The folks at Simply Statistics recently emphasized the performance benefits of alternative R builds. The bottom line is, you should not use the default binaries provided by base R from CRAN but instead consider either the Microsoft R binary or build R from source yourself. This last option is made easier on Mac OS X by using Homebrew. Do one of these things, and your R programs will run much faster.

Out of curiosity, I replicated the profiling used by Simply Statistics on my computer for Microsoft R, Homebrew R, Python, and Julia. The specs are found either from About This Mac or by running sessionInfo() in R.

  • macbook air 8Gb memory
  • 2.2GHz processor, 4 cores
  • R version 3.2.3 (2015-12-10)
  • Platform: x86_64-apple-darwin14.5.0 (64-bit)
  • Running under: OS X 10.10.5 (Yosemite)

The code to be run in R is:

system.time({ x <- replicate(5e3, rnorm(5e3)); tcrossprod(x) }) 

The equivalent in python (running on the ipython interactive command line) is:

from numpy import random
%timeit n = int(5e3); x = random.randn(n,n); x.dot(x.T)

And in Julia,

tic(); n = round(Int,5e3); x=randn(n,n); x*x'; toc()

Here are the results:

Platform Elapsed Time (seconds)
Microsoft R
5.3
Homebrew R
5.3
Python (2.7.10)
3.4
Julia (0.4)
2.6

As noted by Yihui Xie, the source-built R from Homebrew performs equivalently to the Microsoft version of R. Julia is the fastest, and Python is intermediate between R and Julia.

Another (subjective) benchmark is how much time it took me to figure out the code for timing things in each language. R was the fastest because I could copy and paste from the blog post. Python took a little longer because I couldn’t remember the syntax of the %timeit macro. Finally, it took me a good 20 minutes to work out the Julia syntax.
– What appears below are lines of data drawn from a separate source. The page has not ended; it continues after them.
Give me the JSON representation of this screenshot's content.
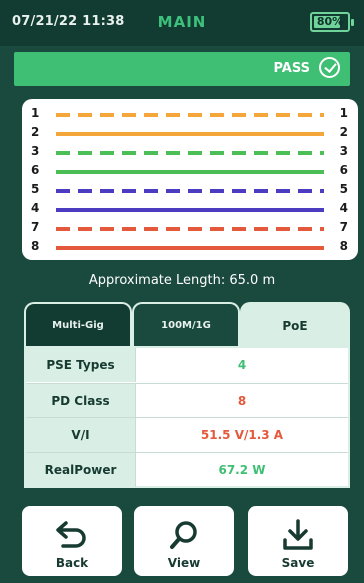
{
  "status": {
    "time": "07/21/22 11:38",
    "title": "MAIN",
    "battery_label": "80%",
    "battery_level": 0.8
  },
  "result": {
    "label": "PASS"
  },
  "wiremap": {
    "rows": [
      {
        "left": "1",
        "right": "1",
        "color": "#f4a63a",
        "style": "dashed"
      },
      {
        "left": "2",
        "right": "2",
        "color": "#f4a63a",
        "style": "solid"
      },
      {
        "left": "3",
        "right": "3",
        "color": "#4bbf56",
        "style": "dashed"
      },
      {
        "left": "6",
        "right": "6",
        "color": "#4bbf56",
        "style": "solid"
      },
      {
        "left": "5",
        "right": "5",
        "color": "#4b3cc2",
        "style": "dashed"
      },
      {
        "left": "4",
        "right": "4",
        "color": "#4b3cc2",
        "style": "solid"
      },
      {
        "left": "7",
        "right": "7",
        "color": "#e4593c",
        "style": "dashed"
      },
      {
        "left": "8",
        "right": "8",
        "color": "#e4593c",
        "style": "solid"
      }
    ]
  },
  "approx_length": "Approximate Length: 65.0 m",
  "tabs": [
    {
      "label": "Multi-Gig"
    },
    {
      "label": "100M/1G"
    },
    {
      "label": "PoE"
    }
  ],
  "poe_table": [
    {
      "label": "PSE Types",
      "value": "4",
      "color": "#3fbf74"
    },
    {
      "label": "PD Class",
      "value": "8",
      "color": "#e4593c"
    },
    {
      "label": "V/I",
      "value": "51.5 V/1.3 A",
      "color": "#e4593c"
    },
    {
      "label": "RealPower",
      "value": "67.2 W",
      "color": "#3fbf74"
    }
  ],
  "buttons": [
    {
      "label": "Back",
      "icon": "back-arrow-icon"
    },
    {
      "label": "View",
      "icon": "search-icon"
    },
    {
      "label": "Save",
      "icon": "download-icon"
    }
  ]
}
Of course this is biased due to my heavier use of R and Python compared to Julia, but I think it illustrates that in small applications, the free performance improvements of using a faster version of R might outweight the even greater performance improvements of switching to a newer language, because of the increased human time needed to learn the language. Of course, for those of us needing to run many computationally intensive simulations, languages like Julia have a major appeal!